ネットで詳しく調べてみたところ、日焼け止めの塗り方にも部位によって違いがあるらしく、手足には線状に長く付け、優しく伸ばすのがいいそうだ。
この線状に付けた日焼け止めをストローに見立てて〝ストロー付け〟と呼ぶのだという。
「んー。ひんやりするぅー」
左腕に日焼け止めを塗ったミオが、その冷感で小刻みに震える。
クーラーの効いた部屋でやっているから、程よく冷やされた体には、尚更冷たく感じることだろう。
「はは、夏にはこのくらいが丁度いいかもな」
「ねぇお兄ちゃん。日焼け止めって、すごくいい匂いがするんだねー」
ミオは日焼け止めを塗った腕に鼻を近づけ、すんすんと匂いを嗅いでいる。
「どれどれ?」
俺もミオと同じように、自分の腕に付けた日焼け止めを顔に近づけ、その匂いを確かめてみた。
「おー、確かにそうだね。ミルクタイプって書いてあるから、牛乳っぽい匂いなのかな? って思ったけど、何だかほのかに花のような香りが……」
「うんうん。お花のいい匂いがするよね」
俺は生まれてこの方、日焼け止めなんて一度も塗った事がなかったから分からないけど、こういうのは元々香り付きだったのかなぁ?

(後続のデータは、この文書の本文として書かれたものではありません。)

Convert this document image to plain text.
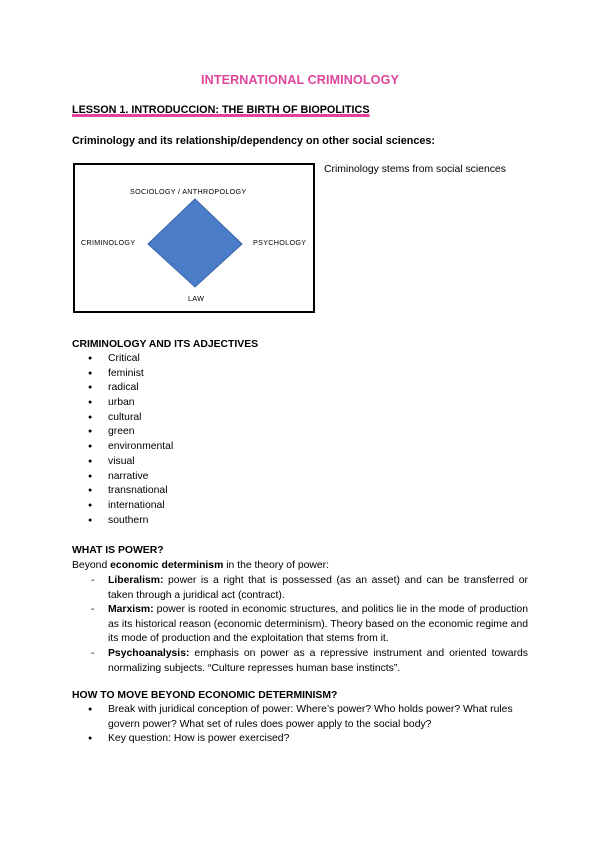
INTERNATIONAL CRIMINOLOGY
LESSON 1. INTRODUCCION: THE BIRTH OF BIOPOLITICS
Criminology and its relationship/dependency on other social sciences:
SOCIOLOGY / ANTHROPOLOGY
CRIMINOLOGY	PSYCHOLOGY
LAW
Criminology stems from social sciences
CRIMINOLOGY AND ITS ADJECTIVES
● Critical
● feminist
● radical
● urban
● cultural
● green
● environmental
● visual
● narrative
● transnational
● international
● southern
WHAT IS POWER?
Beyond economic determinism in the theory of power:
- Liberalism: power is a right that is possessed (as an asset) and can be transferred or taken through a juridical act (contract).
- Marxism: power is rooted in economic structures, and politics lie in the mode of production as its historical reason (economic determinism). Theory based on the economic regime and its mode of production and the exploitation that stems from it.
- Psychoanalysis: emphasis on power as a repressive instrument and oriented towards normalizing subjects. “Culture represses human base instincts”.
HOW TO MOVE BEYOND ECONOMIC DETERMINISM?
● Break with juridical conception of power: Where’s power? Who holds power? What rules govern power? What set of rules does power apply to the social body?
● Key question: How is power exercised?
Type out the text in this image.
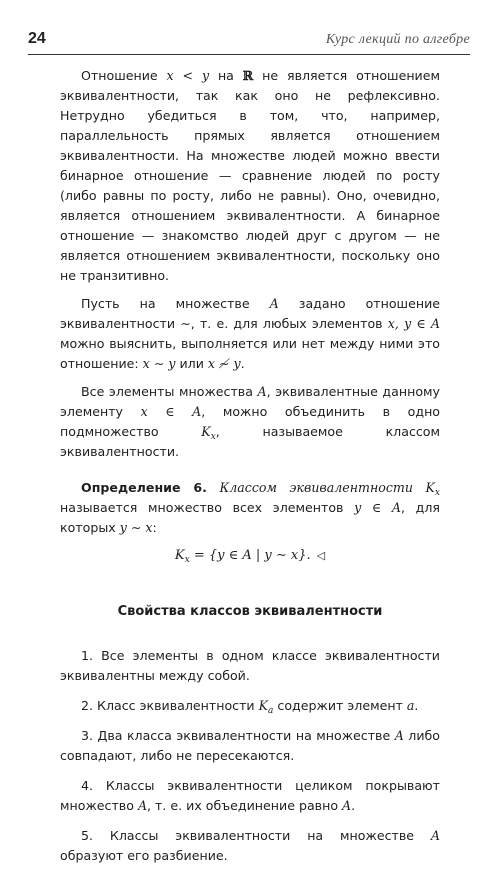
24	Курс лекций по алгебре

Отношение x < y на ℝ не является отношением эквивалентности, так как оно не рефлексивно. Нетрудно убедиться в том, что, например, параллельность прямых является отношением эквивалентности. На множестве людей можно ввести бинарное отношение — сравнение людей по росту (либо равны по росту, либо не равны). Оно, очевидно, является отношением эквивалентности. А бинарное отношение — знакомство людей друг с другом — не является отношением эквивалентности, поскольку оно не транзитивно.

Пусть на множестве A задано отношение эквивалентности ∼, т. е. для любых элементов x, y ∈ A можно выяснить, выполняется или нет между ними это отношение: x ∼ y или x ≁ y.

Все элементы множества A, эквивалентные данному элементу x ∈ A, можно объединить в одно подмножество $K_x$, называемое классом эквивалентности.

Определение 6. Классом эквивалентности $K_x$ называется множество всех элементов y ∈ A, для которых y ∼ x:

$K_x = \{y$ ∈ A | y ∼ x}. ◁
Свойства классов эквивалентности

1. Все элементы в одном классе эквивалентности эквивалентны между собой.

2. Класс эквивалентности $K_a$ содержит элемент a.

3. Два класса эквивалентности на множестве A либо совпадают, либо не пересекаются.

4. Классы эквивалентности целиком покрывают множество A, т. е. их объединение равно A.

5. Классы эквивалентности на множестве A образуют его разбиение.
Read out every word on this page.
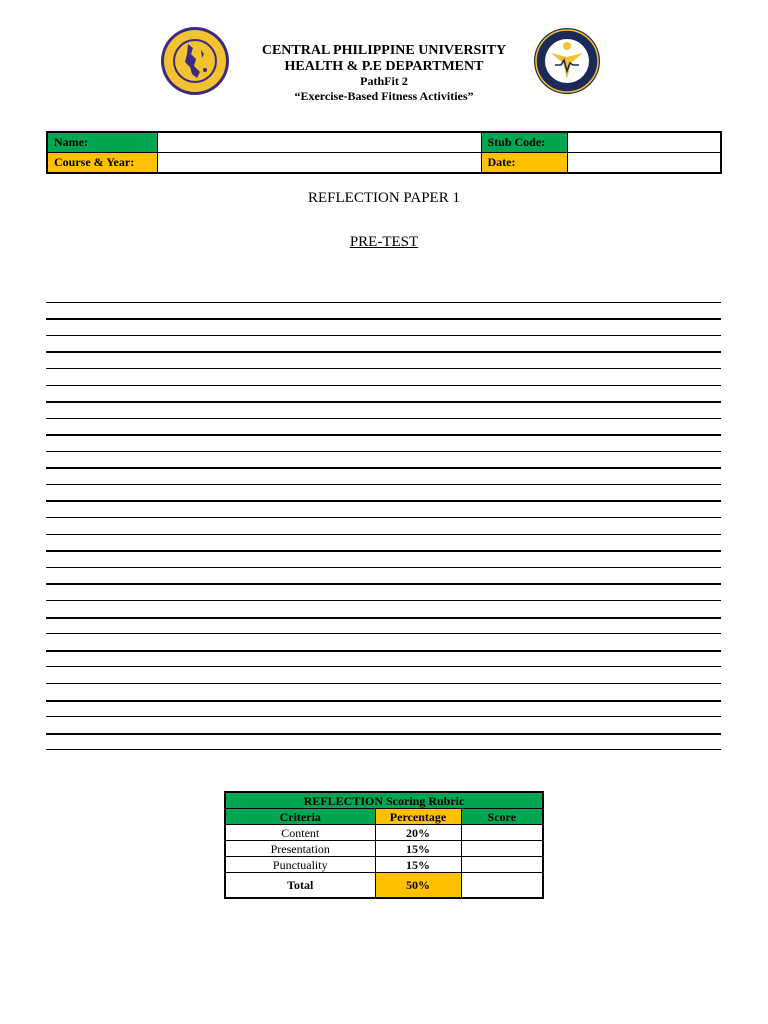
CENTRAL PHILIPPINE UNIVERSITY
HEALTH & P.E DEPARTMENT
PathFit 2
“Exercise-Based Fitness Activities”
Name:		Stub Code:	
Course & Year:		Date:	
REFLECTION PAPER 1
PRE-TEST
REFLECTION Scoring Rubric		
Criteria	Percentage	Score
Content	20%	
Presentation	15%	
Punctuality	15%	
Total	50%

たぶん無香料もありはするんだろうが、どうせならいい匂いがするものがいいよな。
それがセールスポイントの一つになるのかも知れないわけだし。
特に女の子は日焼け止めが欠かせないから、周りの人へのアピールとか影響なんかを考えて、商品選びをするはずだ。
そう考えると、いい匂いがする日焼け止めというのは、やっぱり売りの一つになるんだろうな。
「ぬりぬりー」
ミオは日焼け止めを両手足に付け、楽しそうに伸ばしている。
ほんのりと花の香りがするショタっ娘か、こりゃますます女の子と間違えられそうだな。